The city’s Chief Secretary, Eric Chan, rebuked the international credit agency’s rating as a “smear,” insisting that Hong Kong is better off with the NSL and its close ties with China. Moody's also downgraded China’s rating from stable to negative due to the country’s ongoing debt and property crisis.
Chief Sectary Eric Chan went on radio this morning to denounce Moody's downgrade:
• foreign ratings agencies smear HK
• NSL and improved electoral system prevents “Western thieves”
• 180k talent visa applications shows HK still an attractive market https://t.co/yMCKIfHyjw
— Aaron Busch (@tripperhead) December 7, 2023
After the lifting of pandemic restrictions in early 2023, the Hong Kong government expected a strong recovery for the city’s economy. However, the growth has been slow.
Professional talent has left the city en masse, the birth rate is at a record low, the government is caught between homeowners’ and potential homebuyers’ conflicting expectations in housing policies, and its fiscal deficit is currently at a record high.
The business sector started speaking out that the “Relic prophecy” might come true. In October, Frederick Ma, former secretary for financial services and the treasury, said the current economic crisis was worse than what had happened in 2003 when the city was hit by the SARS pandemic alongside the burst of property and Dot Com bubbles.
More recently, Shih Wing-ching, a most vocal voice of the city's property agencies, said if Hong Kong is unable to attract Western capital back to the city, the market would be ruined.
Some also said that the city's authorities are putting too much emphasis on national security and hence driving foreign capital away. But instead of acknowledging this, Chief Executive John Lee insisted that “external forces are still intervening in Hong Kong.”

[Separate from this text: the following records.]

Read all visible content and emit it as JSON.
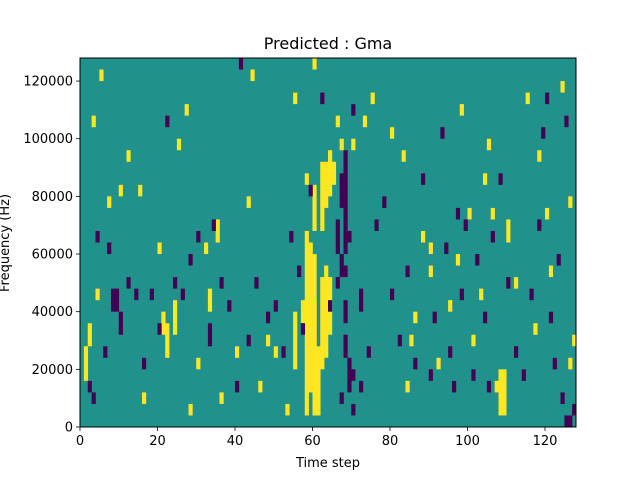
{
  "chart_data": {
    "type": "heatmap",
    "title": "Predicted : Gma",
    "xlabel": "Time step",
    "ylabel": "Frequency (Hz)",
    "xlim": [
      0,
      128
    ],
    "ylim": [
      0,
      128000
    ],
    "xticks": [
      0,
      20,
      40,
      60,
      80,
      100,
      120
    ],
    "yticks": [
      0,
      20000,
      40000,
      60000,
      80000,
      100000,
      120000
    ],
    "xtick_labels": [
      "0",
      "20",
      "40",
      "60",
      "80",
      "100",
      "120"
    ],
    "ytick_labels": [
      "0",
      "20000",
      "40000",
      "60000",
      "80000",
      "100000",
      "120000"
    ],
    "background_value": 0,
    "colors": {
      "background": "#21918c",
      "high": "#fde725",
      "low": "#440154"
    },
    "cell_height_hz": 4000,
    "cells_high": [
      [
        60,
        4000,
        28000
      ],
      [
        61,
        4000,
        28000
      ],
      [
        59,
        12000,
        64000
      ],
      [
        60,
        24000,
        44000
      ],
      [
        62,
        20000,
        52000
      ],
      [
        58,
        4000,
        68000
      ],
      [
        60,
        8000,
        60000
      ],
      [
        63,
        24000,
        56000
      ],
      [
        64,
        32000,
        52000
      ],
      [
        62,
        68000,
        92000
      ],
      [
        63,
        76000,
        92000
      ],
      [
        64,
        80000,
        92000
      ],
      [
        65,
        84000,
        92000
      ],
      [
        64,
        88000,
        96000
      ],
      [
        60,
        68000,
        84000
      ],
      [
        58,
        84000,
        88000
      ],
      [
        55,
        20000,
        40000
      ],
      [
        57,
        36000,
        44000
      ],
      [
        1,
        16000,
        28000
      ],
      [
        2,
        28000,
        36000
      ],
      [
        3,
        104000,
        108000
      ],
      [
        4,
        44000,
        48000
      ],
      [
        5,
        120000,
        124000
      ],
      [
        12,
        92000,
        96000
      ],
      [
        7,
        76000,
        80000
      ],
      [
        10,
        80000,
        84000
      ],
      [
        16,
        8000,
        12000
      ],
      [
        21,
        32000,
        40000
      ],
      [
        22,
        24000,
        36000
      ],
      [
        24,
        32000,
        44000
      ],
      [
        27,
        108000,
        112000
      ],
      [
        28,
        4000,
        8000
      ],
      [
        30,
        20000,
        24000
      ],
      [
        32,
        60000,
        64000
      ],
      [
        33,
        40000,
        48000
      ],
      [
        35,
        64000,
        72000
      ],
      [
        36,
        8000,
        12000
      ],
      [
        40,
        24000,
        28000
      ],
      [
        43,
        76000,
        80000
      ],
      [
        44,
        120000,
        124000
      ],
      [
        46,
        12000,
        16000
      ],
      [
        48,
        28000,
        32000
      ],
      [
        50,
        24000,
        28000
      ],
      [
        53,
        4000,
        8000
      ],
      [
        55,
        112000,
        116000
      ],
      [
        60,
        124000,
        128000
      ],
      [
        66,
        104000,
        108000
      ],
      [
        67,
        96000,
        100000
      ],
      [
        70,
        96000,
        100000
      ],
      [
        73,
        104000,
        108000
      ],
      [
        75,
        112000,
        116000
      ],
      [
        80,
        100000,
        104000
      ],
      [
        83,
        92000,
        96000
      ],
      [
        84,
        12000,
        16000
      ],
      [
        86,
        36000,
        40000
      ],
      [
        88,
        64000,
        68000
      ],
      [
        85,
        28000,
        32000
      ],
      [
        90,
        60000,
        64000
      ],
      [
        90,
        52000,
        56000
      ],
      [
        92,
        20000,
        24000
      ],
      [
        95,
        40000,
        44000
      ],
      [
        97,
        56000,
        60000
      ],
      [
        98,
        108000,
        112000
      ],
      [
        100,
        72000,
        76000
      ],
      [
        101,
        28000,
        32000
      ],
      [
        103,
        44000,
        48000
      ],
      [
        104,
        84000,
        88000
      ],
      [
        105,
        96000,
        100000
      ],
      [
        106,
        72000,
        76000
      ],
      [
        107,
        12000,
        16000
      ],
      [
        108,
        4000,
        20000
      ],
      [
        109,
        4000,
        20000
      ],
      [
        110,
        64000,
        72000
      ],
      [
        112,
        48000,
        52000
      ],
      [
        115,
        112000,
        116000
      ],
      [
        117,
        32000,
        36000
      ],
      [
        118,
        92000,
        96000
      ],
      [
        120,
        72000,
        76000
      ],
      [
        121,
        52000,
        56000
      ],
      [
        124,
        116000,
        120000
      ],
      [
        126,
        20000,
        24000
      ],
      [
        126,
        76000,
        80000
      ],
      [
        127,
        28000,
        32000
      ],
      [
        20,
        60000,
        64000
      ],
      [
        25,
        96000,
        100000
      ],
      [
        15,
        80000,
        84000
      ]
    ],
    "cells_low": [
      [
        67,
        76000,
        88000
      ],
      [
        68,
        60000,
        96000
      ],
      [
        69,
        64000,
        68000
      ],
      [
        66,
        60000,
        72000
      ],
      [
        67,
        52000,
        60000
      ],
      [
        68,
        52000,
        56000
      ],
      [
        66,
        48000,
        52000
      ],
      [
        68,
        36000,
        44000
      ],
      [
        68,
        24000,
        32000
      ],
      [
        69,
        12000,
        24000
      ],
      [
        70,
        16000,
        20000
      ],
      [
        67,
        8000,
        12000
      ],
      [
        70,
        4000,
        8000
      ],
      [
        72,
        12000,
        16000
      ],
      [
        2,
        12000,
        16000
      ],
      [
        3,
        8000,
        12000
      ],
      [
        4,
        64000,
        68000
      ],
      [
        6,
        24000,
        28000
      ],
      [
        7,
        60000,
        64000
      ],
      [
        8,
        40000,
        48000
      ],
      [
        9,
        40000,
        48000
      ],
      [
        10,
        32000,
        40000
      ],
      [
        12,
        48000,
        52000
      ],
      [
        14,
        44000,
        48000
      ],
      [
        16,
        20000,
        24000
      ],
      [
        18,
        44000,
        48000
      ],
      [
        20,
        32000,
        36000
      ],
      [
        22,
        104000,
        108000
      ],
      [
        24,
        48000,
        52000
      ],
      [
        26,
        44000,
        48000
      ],
      [
        28,
        56000,
        60000
      ],
      [
        30,
        64000,
        68000
      ],
      [
        33,
        28000,
        36000
      ],
      [
        34,
        68000,
        72000
      ],
      [
        36,
        48000,
        52000
      ],
      [
        38,
        40000,
        44000
      ],
      [
        40,
        12000,
        16000
      ],
      [
        41,
        124000,
        128000
      ],
      [
        43,
        28000,
        32000
      ],
      [
        45,
        48000,
        52000
      ],
      [
        48,
        36000,
        40000
      ],
      [
        50,
        40000,
        44000
      ],
      [
        52,
        24000,
        28000
      ],
      [
        54,
        64000,
        68000
      ],
      [
        56,
        52000,
        56000
      ],
      [
        57,
        32000,
        36000
      ],
      [
        59,
        80000,
        84000
      ],
      [
        62,
        112000,
        116000
      ],
      [
        64,
        40000,
        44000
      ],
      [
        70,
        108000,
        112000
      ],
      [
        72,
        40000,
        48000
      ],
      [
        74,
        24000,
        28000
      ],
      [
        76,
        68000,
        72000
      ],
      [
        78,
        76000,
        80000
      ],
      [
        80,
        44000,
        48000
      ],
      [
        82,
        28000,
        32000
      ],
      [
        84,
        52000,
        56000
      ],
      [
        86,
        20000,
        24000
      ],
      [
        88,
        84000,
        88000
      ],
      [
        90,
        16000,
        20000
      ],
      [
        91,
        36000,
        40000
      ],
      [
        93,
        100000,
        104000
      ],
      [
        94,
        60000,
        64000
      ],
      [
        95,
        24000,
        28000
      ],
      [
        96,
        12000,
        16000
      ],
      [
        97,
        72000,
        76000
      ],
      [
        98,
        44000,
        48000
      ],
      [
        99,
        68000,
        72000
      ],
      [
        101,
        16000,
        20000
      ],
      [
        102,
        56000,
        60000
      ],
      [
        104,
        36000,
        40000
      ],
      [
        105,
        12000,
        16000
      ],
      [
        106,
        64000,
        68000
      ],
      [
        108,
        84000,
        88000
      ],
      [
        110,
        48000,
        52000
      ],
      [
        112,
        24000,
        28000
      ],
      [
        114,
        16000,
        20000
      ],
      [
        116,
        44000,
        48000
      ],
      [
        118,
        68000,
        72000
      ],
      [
        120,
        112000,
        116000
      ],
      [
        122,
        20000,
        24000
      ],
      [
        124,
        8000,
        12000
      ],
      [
        125,
        0,
        4000
      ],
      [
        126,
        0,
        4000
      ],
      [
        127,
        4000,
        8000
      ],
      [
        119,
        100000,
        104000
      ],
      [
        121,
        36000,
        40000
      ],
      [
        123,
        56000,
        60000
      ],
      [
        125,
        104000,
        108000
      ]
    ]
  }
}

In response to the city's economic downturn, he flagged public debate around the city's social and economic policies as “soft resistance,” a term which is used to describe any act that defies the authorities:
CE John Lee says claiming the Hong Kong government is overly focused on national security is “soft resistance.” Criticising economic and housing policies is also “soft resistance,” he says. https://t.co/02m756vBrq
— Timothy McLaughlin (@TMclaughlin3) December 6, 2023
The Hong Kong government is set to enact the city’s own set of national security laws in addition to Beijing's imposed 2020 NSL to crack down on “soft resistance” in 2024.